Wednesday, January 6, 2010

Bread



Whenever I visit an archaeological site such as Three Rivers Petroglyphs in southern New Mexico, which we toured yesterday, I wonder about the inhabitants’ food. Wild animals and foraged plants fed humans for centuries, but settled villages (I’ve read) were something else. Dependable crops were necessary. Of these, one of the most important was some form of bread.


Three Rivers, New Mexico


In the Americas, bread was the tortilla – a notably unleavened product. Other cultures discovered other grains, and used them differently. Europe’s wheat-based (or rye based, or barley based) breads are all leavened.

What is not so obvious is that the nutritional benefits of leavened bread might be so much greater than unleavened breads that the discovery of this technique alone propelled settlements from primitive villages to advanced civilizations. Think about it: can you imagine surviving on corn tortillas alone? Yes, the corn in tortillas paired perfectly with cultivated beans to make an essential protein package, but corn by itself is not as sustaining as a leavened, glutinous-grain bread.

In George Orwell’s Down and Out in Paris and London  (http://www.netcharles.com/orwell/books/downandout.htm) the bread diet of the British working classes is nicely detailed. Orwell was living at the margins of society. What he mostly ate – and what many of the poor around him primarily ate – was bread.

Of course we celiacs are more limited in our options than Orwell. At the same time the world around us has become much less limiting, so bread is not an absolute necessity. Still I find that eating good bread is fundamentally satisfying. Tens of thousands of years of evolution may have disrupted my genes to react negatively to gluten, but it also has hard-wired me with the desire to eat bread.

Taste-craving, I believe, is the body telling us what it wants. When it comes to bread, craving includes the taste of leavening. To put it another way, we want – we need – a combination of probiotic bacteria and yeast that is the leavening we now call sourdough.

Not everyone is a fan of sourdough. Nonetheless I submit that it is good for us.

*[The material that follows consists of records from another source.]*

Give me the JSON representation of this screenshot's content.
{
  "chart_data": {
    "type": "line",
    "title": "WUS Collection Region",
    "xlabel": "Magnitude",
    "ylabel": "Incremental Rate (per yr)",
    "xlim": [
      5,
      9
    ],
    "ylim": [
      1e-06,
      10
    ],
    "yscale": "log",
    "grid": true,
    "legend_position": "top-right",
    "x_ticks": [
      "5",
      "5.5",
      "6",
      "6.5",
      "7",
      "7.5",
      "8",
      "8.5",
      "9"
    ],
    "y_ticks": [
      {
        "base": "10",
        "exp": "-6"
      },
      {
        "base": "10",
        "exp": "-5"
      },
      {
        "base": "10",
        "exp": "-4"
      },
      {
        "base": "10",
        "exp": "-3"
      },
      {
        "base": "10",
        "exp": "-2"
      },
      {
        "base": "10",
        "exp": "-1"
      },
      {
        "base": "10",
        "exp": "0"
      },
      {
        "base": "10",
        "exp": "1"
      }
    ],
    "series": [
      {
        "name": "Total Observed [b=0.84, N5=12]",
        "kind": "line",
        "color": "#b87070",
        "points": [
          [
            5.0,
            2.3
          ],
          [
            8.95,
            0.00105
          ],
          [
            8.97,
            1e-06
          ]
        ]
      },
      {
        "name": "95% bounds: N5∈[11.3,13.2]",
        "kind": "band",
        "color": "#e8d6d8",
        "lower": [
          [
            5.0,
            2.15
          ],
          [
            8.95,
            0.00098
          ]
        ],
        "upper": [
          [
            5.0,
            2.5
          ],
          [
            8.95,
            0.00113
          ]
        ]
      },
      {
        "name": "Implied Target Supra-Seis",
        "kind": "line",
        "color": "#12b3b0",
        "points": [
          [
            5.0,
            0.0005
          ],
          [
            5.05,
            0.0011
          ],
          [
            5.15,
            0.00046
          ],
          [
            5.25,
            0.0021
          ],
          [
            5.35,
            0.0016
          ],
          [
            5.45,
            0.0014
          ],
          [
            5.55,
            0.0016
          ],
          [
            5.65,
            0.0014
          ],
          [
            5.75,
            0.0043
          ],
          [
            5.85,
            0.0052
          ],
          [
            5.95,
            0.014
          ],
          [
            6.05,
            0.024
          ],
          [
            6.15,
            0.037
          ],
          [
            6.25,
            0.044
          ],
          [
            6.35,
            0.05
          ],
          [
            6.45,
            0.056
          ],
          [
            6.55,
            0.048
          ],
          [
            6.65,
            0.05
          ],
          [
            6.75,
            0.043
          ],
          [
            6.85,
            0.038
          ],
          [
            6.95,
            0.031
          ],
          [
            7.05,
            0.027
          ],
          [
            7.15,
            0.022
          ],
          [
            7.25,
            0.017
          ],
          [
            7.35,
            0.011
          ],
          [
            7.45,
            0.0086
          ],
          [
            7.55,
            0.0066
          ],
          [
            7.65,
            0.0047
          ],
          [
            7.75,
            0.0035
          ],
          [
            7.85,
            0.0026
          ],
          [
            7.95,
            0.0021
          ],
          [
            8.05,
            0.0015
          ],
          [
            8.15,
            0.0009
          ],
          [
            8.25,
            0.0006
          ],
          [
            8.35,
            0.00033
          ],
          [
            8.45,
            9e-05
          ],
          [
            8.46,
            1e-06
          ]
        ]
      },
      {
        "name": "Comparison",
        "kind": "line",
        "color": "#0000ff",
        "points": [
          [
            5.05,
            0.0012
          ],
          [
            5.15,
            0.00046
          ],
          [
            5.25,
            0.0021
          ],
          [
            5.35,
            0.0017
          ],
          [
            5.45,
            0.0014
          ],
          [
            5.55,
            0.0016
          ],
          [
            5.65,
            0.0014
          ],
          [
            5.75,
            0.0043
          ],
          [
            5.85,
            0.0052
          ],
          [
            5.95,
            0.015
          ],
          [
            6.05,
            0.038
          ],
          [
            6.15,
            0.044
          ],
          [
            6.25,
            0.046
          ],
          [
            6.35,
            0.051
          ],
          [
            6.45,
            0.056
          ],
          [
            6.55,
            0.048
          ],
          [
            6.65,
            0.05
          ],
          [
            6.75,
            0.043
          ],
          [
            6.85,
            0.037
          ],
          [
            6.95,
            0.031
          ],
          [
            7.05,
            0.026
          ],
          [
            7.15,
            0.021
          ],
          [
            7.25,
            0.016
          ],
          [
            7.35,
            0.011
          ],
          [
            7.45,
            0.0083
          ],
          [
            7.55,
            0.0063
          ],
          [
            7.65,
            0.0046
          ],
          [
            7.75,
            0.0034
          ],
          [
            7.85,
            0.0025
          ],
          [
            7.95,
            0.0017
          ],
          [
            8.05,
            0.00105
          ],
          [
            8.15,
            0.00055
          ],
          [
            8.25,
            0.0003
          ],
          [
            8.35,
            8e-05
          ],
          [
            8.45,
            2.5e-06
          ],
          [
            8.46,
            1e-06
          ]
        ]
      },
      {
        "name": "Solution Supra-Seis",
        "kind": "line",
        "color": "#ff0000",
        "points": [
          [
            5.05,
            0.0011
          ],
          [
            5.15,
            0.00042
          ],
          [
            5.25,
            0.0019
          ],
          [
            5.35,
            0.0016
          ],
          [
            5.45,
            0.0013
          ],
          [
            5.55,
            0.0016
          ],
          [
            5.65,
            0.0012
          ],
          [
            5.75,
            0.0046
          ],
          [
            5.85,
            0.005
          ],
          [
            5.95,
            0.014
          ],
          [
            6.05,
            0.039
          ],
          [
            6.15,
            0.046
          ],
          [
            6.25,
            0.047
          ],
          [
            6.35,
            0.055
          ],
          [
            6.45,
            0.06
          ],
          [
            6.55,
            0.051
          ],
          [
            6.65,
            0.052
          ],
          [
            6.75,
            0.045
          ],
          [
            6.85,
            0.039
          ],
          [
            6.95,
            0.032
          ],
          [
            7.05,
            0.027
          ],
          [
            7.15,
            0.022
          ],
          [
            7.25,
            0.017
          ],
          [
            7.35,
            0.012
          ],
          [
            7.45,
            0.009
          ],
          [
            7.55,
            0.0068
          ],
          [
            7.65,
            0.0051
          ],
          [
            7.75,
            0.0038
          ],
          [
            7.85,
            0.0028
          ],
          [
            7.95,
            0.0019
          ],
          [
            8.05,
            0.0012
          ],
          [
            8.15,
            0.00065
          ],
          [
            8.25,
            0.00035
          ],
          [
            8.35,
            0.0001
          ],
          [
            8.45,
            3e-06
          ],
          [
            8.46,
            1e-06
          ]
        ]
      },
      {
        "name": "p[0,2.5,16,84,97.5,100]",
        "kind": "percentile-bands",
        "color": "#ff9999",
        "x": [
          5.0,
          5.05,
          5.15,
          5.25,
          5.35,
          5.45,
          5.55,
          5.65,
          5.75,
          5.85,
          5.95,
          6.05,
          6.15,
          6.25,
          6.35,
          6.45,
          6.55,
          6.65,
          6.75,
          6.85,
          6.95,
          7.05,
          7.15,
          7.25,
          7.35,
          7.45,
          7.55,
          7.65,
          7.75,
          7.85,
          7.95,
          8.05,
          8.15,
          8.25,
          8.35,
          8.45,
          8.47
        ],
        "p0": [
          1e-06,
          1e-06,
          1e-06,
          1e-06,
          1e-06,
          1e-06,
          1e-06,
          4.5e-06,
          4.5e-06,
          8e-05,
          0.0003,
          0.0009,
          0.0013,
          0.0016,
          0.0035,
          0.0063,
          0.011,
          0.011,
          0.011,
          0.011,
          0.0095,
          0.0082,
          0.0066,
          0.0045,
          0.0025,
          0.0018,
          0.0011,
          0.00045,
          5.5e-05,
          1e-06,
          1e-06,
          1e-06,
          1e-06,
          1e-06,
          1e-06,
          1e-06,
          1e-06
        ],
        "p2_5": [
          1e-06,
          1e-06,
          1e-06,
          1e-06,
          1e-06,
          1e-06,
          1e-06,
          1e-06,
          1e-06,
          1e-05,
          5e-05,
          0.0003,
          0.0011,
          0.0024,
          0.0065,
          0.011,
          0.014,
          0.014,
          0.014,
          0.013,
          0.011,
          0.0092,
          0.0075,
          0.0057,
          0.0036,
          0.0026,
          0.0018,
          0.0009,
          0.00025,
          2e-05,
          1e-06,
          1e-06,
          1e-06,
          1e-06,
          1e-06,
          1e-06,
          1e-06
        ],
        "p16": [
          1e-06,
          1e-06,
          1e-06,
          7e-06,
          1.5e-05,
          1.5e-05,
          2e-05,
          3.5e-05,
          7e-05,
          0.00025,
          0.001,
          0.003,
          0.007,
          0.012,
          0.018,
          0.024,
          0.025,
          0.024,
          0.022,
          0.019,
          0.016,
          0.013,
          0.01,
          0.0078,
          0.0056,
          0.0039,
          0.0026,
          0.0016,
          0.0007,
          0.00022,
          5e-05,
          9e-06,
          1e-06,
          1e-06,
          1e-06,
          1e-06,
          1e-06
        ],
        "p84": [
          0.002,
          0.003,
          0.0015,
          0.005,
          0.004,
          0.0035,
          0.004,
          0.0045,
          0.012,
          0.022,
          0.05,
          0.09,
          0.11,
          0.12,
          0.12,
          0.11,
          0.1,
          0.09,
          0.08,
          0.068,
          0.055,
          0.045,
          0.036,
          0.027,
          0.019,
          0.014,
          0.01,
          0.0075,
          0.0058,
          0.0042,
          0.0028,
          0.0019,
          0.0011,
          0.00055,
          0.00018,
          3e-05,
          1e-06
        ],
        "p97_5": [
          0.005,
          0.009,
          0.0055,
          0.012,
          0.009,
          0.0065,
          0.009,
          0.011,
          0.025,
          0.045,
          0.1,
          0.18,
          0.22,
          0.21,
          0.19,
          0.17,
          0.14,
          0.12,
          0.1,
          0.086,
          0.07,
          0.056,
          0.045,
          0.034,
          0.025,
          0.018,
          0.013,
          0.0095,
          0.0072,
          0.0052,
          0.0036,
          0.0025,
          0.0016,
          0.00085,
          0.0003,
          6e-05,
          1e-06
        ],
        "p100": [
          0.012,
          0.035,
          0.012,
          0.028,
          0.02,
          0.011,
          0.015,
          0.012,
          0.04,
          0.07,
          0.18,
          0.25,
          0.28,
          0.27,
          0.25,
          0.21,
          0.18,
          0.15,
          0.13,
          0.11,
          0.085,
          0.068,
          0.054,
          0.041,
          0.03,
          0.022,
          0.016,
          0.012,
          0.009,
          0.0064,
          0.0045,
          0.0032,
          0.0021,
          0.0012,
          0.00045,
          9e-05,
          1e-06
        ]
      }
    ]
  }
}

It doesn’t take much to make my sensitive innards twitch, but one meal I can have that never bothers them is a thick slice of buttered sourdough bread.

The experience of one person does not constitute scientific evidence, to be sure, but I still want to advance the cause of natural leavens. My hopes are two: sourdoughs will improve celiacs’ (a) taste experience and (b) nutritional opportunities.

I’m always searching for scientific evidence of leavenings’ benefits. If any of you, my readers, come across articles about this, let me know and I’ll post the links. In the meantime, bake up something good. I’m still touring New Mexico. More tomorrow.

Today’s tip

Read. And not just what you already believe to be true. We celiacs can learn from every cookbook and every baking school textbook. We only have to substitute one ingredient. When you think about it, that’s a small task.

2 comments:

Daniela said...

I wish I'd found your site earlier! It looks like you just visited NM (where I live) and I would've loved to have scheduled a gluten-free sourdough baking workshop here! Please let me know the next time you're in NM!

daniela at danidoodle dot com

Charles Luce said...

Thank you Danidoodle - will do. Alternatively, if you can round up 7 to 10 people who are interested in learning my techniques, and a place to bake, I'll gladly schedule it.